Billpayers face £800 hit from Miliband's carbon capture gamble
Ed Miliband's decision to spend £22bn on 'unproven' carbon capture technology is a high-risk 'gamble' that will have a 'significant' impact on bills, MPs have warned.
A damning report from the Commons Public Accounts Committee (PAC) said the technology had never been tested, was likely to prove very expensive and may not work.
Mr Miliband, the Energy Secretary, has said the UK can only reach net zero by deploying carbon capture and storage (CCS), where CO2 from power stations and factories is captured and buried underground.
The Government has committed to investing £22bn into the technology, most of which will be loaded on to consumer bills and cost the equivalent of £800 per UK household.
MPs said Mr Miliband had not properly investigated whether the technology was affordable and raised the alarm about the viability of the technology.
The PAC report said: 'The Government's backing of unproven, first-of-a-kind technology to reach net zero is high risk.
'We are calling on the Government to assess whether its full carbon capture, usage and storage (CCUS) programme will be affordable for taxpayers and consumers, given wider pressures on energy bills and the cost of living.'
The report, based on evidence from multiple experts, points to growing doubts over whether the technology can ever be viable.
It said: 'There are no examples of CCS technology operating at a commercial scale in the UK, meaning the performance of early projects is uncertain.
'Evidence submitted raises concerns that CCS may not capture as much carbon as expected and experience from Norway suggests that performance on the scale expected by the Department for Energy Security and Net Zero is far from guaranteed.'
It added: 'The costs of the CCUS programme are significant: in November 2024 the Government announced £21.7bn of funding over 25 years to cover only the first five CCUS projects.'
Schemes under way include Hynet, designed to capture CO2 from industries in Northwest England and North Wales and pipe it into depleted gas fields in Liverpool Bay; the East Coast Cluster in Teesside and the Humber; and the Acorn project in north-east Scotland.
The report said: 'The Department [of Energy Security and Net Zero] has not indicated the likely cost of these projects. The Department and HM Treasury expect that around 75pc of the cost of supporting these early projects will be met by levies on consumers who are already facing significant financial pressures, with the remainder funded by the Exchequer.'
Responding to the report, Richard Tice, energy spokesman for the Reform Party, said: 'This is another cost threatening to impoverish the UK for a technology that will not work.'
Mr Miliband launched the UK's carbon capture programme last October, with direct support from Sir Keir Starmer and Rachel Reeves.

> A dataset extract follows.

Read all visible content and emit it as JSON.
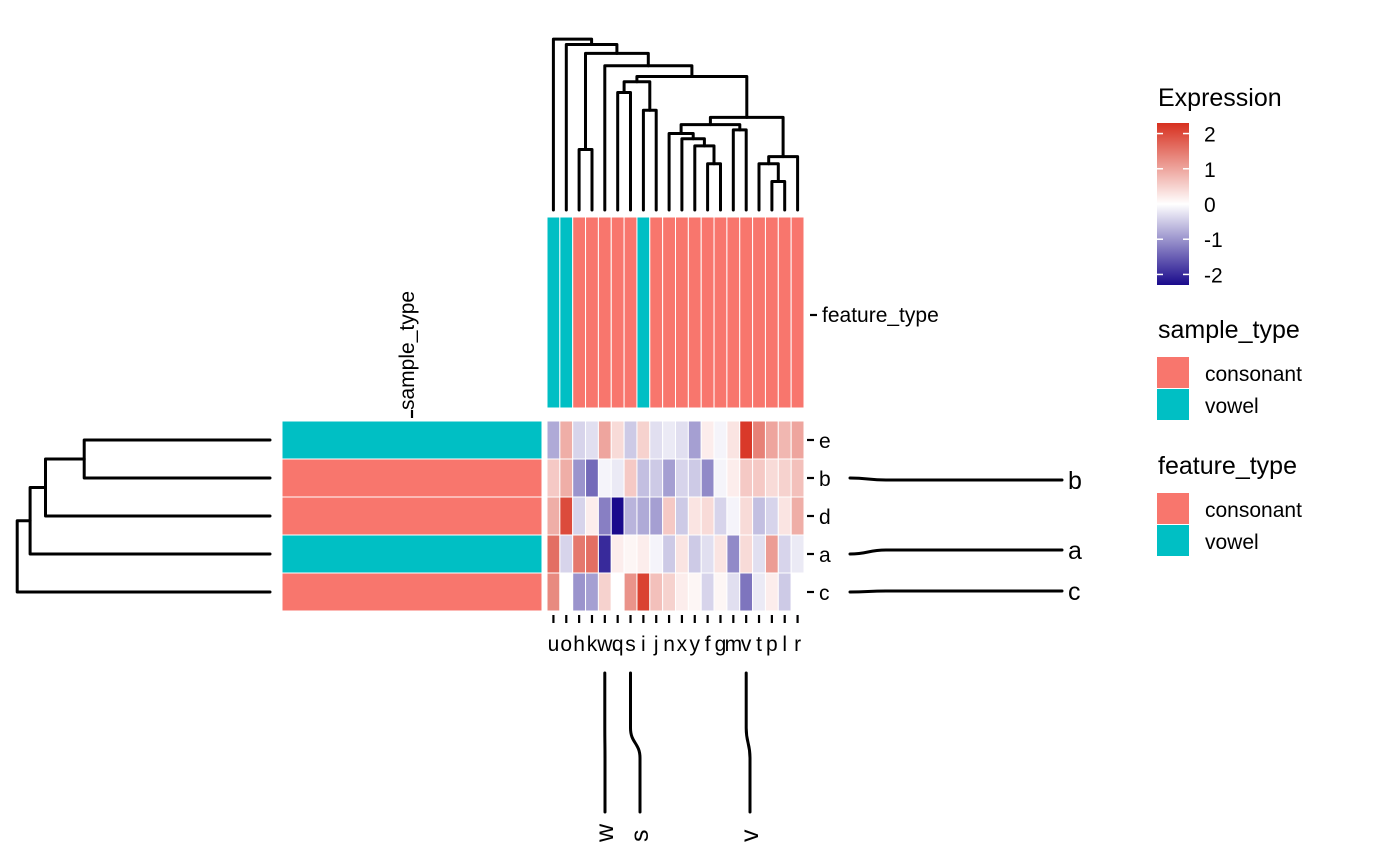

In a joint statement they said the technology would 'create 4,000 new jobs, sustain important British industry, and help remove over 8.5m tonnes of carbon emissions each year – the equivalent of taking around 4m cars off the road'.
Ms Reeves said carbon capture was 'at the heart of our plan to deliver strong growth and investment, so we can rebuild Britain and make everyone better off'.
Carbon capture forms a key part of Mr Miliband's plans to decarbonise Britain's power system by 2030. It will be relied on to strip up to 30m tonnes of CO2 from UK emissions each year by 2030 – and more than 100m tonnes by 2050.
Ministers hope the technology can 'green' power stations and energy-intensive industries that still burn fossil fuels or wood.
Emissions are passed through a process that strips out waste CO2. This is then compressed into a liquid and pumped deep underground for permanent storage, eventually reacting with and becoming part of the surrounding rocks.
In practice, however, no one has succeeded in developing a full-scale operating carbon capture system, partly because of engineering problems but also because of the huge costs.
Scientists estimate that capturing and burying the CO2 generated by a typical gas-fired power station could absorb 20pc of its energy production.
A separate report by the National Audit Office raised similar concerns about the technology last year. It said: 'There is a particular risk associated with the technology being unproven at the scale being planned, and with dependence on specialist expertise and equipment.
'For example, one of the UK emitter projects is planning to build a gas-fired power station with carbon capture, but this would be 40 times larger than any existing examples globally.'
The Department for Energy Security and Net Zero was asked for its response.